People move to Florida in their golden years for many reasons—some for the sandy beaches, others for the warmer weather. But the Sunshine State has built a reputation as a tax haven—a place where residents can keep more of their hard-earned dollars in their own pockets.
And it’s true! With no state income taxes and one of the lowest tax burdens in the country, it’s no wonder people are moving to Florida in droves.1,2
But what about those so-called death taxes (like the estate tax and the inheritance tax)? Do Floridians have to worry about the tax man reaching out and taxing their estate from beyond the grave?
Here’s the short answer: No. Florida doesn’t have an estate tax or an inheritance tax. But that doesn’t necessarily mean you’re off the hook from estate taxes altogether. Let’s dive into that.
What Is the Estate Tax and Inheritance Tax? And What’s the Difference?
Real quick, let’s talk about what estate and inheritance taxes are and what the key differences are between the two:
- An estate tax is a tax on the total value of your estate—cash, property, investments and other assets (like your extensive baseball card collection). It’s paid after you die and before your stuff is passed on to your loved ones. There’s a federal estate tax, and some states have their own estate tax too.
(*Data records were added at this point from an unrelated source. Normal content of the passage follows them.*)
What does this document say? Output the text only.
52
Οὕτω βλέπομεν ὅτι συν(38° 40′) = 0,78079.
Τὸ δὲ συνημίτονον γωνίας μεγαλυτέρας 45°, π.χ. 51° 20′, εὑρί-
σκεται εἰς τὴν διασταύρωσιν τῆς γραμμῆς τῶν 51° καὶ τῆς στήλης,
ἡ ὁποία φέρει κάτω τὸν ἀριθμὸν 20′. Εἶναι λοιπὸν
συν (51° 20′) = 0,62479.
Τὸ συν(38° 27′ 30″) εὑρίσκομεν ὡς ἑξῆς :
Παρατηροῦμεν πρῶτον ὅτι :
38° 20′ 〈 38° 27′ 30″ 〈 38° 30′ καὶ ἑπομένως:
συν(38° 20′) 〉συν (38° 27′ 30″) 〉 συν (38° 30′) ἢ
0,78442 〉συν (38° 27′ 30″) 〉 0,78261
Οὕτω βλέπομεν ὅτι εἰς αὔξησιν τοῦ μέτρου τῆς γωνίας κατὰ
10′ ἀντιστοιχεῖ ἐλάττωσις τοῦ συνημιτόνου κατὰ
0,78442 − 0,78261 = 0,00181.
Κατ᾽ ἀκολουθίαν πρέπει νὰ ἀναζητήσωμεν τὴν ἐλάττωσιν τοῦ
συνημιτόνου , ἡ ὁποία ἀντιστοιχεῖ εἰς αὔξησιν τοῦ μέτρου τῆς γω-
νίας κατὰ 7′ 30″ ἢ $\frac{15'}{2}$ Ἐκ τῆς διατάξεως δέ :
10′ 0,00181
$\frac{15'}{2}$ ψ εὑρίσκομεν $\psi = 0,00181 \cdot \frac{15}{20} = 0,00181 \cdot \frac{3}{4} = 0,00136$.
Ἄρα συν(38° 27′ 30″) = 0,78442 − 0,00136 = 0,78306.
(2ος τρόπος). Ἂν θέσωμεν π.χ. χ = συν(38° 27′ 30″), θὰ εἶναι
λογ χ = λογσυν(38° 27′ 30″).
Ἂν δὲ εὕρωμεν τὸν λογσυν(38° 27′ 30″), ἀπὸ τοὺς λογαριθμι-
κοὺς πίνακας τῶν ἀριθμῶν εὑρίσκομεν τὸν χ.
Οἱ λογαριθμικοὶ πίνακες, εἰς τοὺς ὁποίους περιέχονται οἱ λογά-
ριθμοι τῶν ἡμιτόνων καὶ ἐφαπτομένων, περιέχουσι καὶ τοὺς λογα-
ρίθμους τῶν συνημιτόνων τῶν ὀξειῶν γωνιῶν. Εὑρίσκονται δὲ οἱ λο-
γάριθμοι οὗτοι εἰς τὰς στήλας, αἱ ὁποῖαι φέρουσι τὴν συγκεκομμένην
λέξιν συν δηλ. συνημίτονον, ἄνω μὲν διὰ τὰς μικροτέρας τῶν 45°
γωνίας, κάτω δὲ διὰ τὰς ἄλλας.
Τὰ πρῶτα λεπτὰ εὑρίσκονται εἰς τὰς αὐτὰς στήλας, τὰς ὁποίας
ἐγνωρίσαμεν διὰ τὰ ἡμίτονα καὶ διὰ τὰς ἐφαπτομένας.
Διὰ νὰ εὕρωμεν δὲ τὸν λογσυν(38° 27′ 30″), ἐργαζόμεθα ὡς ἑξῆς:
- Inheritance taxes, on the other hand, are paid by your heirs (aka the people inheriting your estate). While there isn’t an inheritance tax at the federal level, there are a handful of states that still charge an inheritance tax.
So, Does Florida Have an Estate Tax or Inheritance Tax?
Like we mentioned earlier, Florida has no state estate tax or inheritance tax! In fact, the Sunshine State is one of 33 states that does not have either one.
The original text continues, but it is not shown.